Matthijs Boissevain

Matthijs Gideon Jan Boissevain (Amsterdam, 24 april 1916Noank, 8 maart 1998) was een Nederlands-Amerikaanse nucleaire ingenieur.

Nadat hij het lyceum had afgewerkt in Amsterdam, emigreerde hij naar de Verenigde Staten. Hij was enige tijd in Montana aan de slag als cowboy en behaalde een diploma aan het Massachusetts Institute of Technology (1938).[1]

In de Tweede Wereldoorlog werd hij toegewezen aan het Manhattanproject. Hij hielp er Eugene Wigner in diens Metallurgisch Laboratorium in Chicago om een watergekoelde reactor te ontwikkelen voor de productie van plutonium.[2]

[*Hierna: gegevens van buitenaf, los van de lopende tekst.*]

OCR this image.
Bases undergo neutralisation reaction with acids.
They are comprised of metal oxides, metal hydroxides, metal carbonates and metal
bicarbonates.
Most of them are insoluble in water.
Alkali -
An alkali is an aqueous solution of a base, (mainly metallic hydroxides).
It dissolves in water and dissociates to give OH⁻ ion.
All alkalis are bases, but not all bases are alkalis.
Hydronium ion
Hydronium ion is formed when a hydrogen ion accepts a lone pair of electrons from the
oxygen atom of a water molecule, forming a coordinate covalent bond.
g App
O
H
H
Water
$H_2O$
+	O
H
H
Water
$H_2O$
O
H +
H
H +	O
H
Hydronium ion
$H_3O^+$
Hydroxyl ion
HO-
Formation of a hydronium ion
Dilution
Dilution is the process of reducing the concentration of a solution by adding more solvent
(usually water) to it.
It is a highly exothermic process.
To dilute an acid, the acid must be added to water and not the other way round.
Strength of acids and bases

Nadien ging hij zich toeleggen op de aandrijving van kernonderzeeërs. Van 1951 tot 1962 werkte hij als ingenieur voor de Electric Boat Company aan de USS Seawolf. De aandrijving ervan gebeurde door een natriumgekoelde kweekreactor. Ondanks de succesvolle ingebruikname koos admiraal Hyman Rickover er uiteindelijk voor om deze familie niet verder te ontwikkelen en alle middelen te laten vloeien naar de hogedrukaandrijving zoals gebruikt voor de Nautilus.[3]

Na een kort intermezzo waarin hij voorzitter was van Astra, keerde Boissevain terug naar EB. Vervolgens was hij eveneens betrokken bij het Tridentprogramma (1971-1979).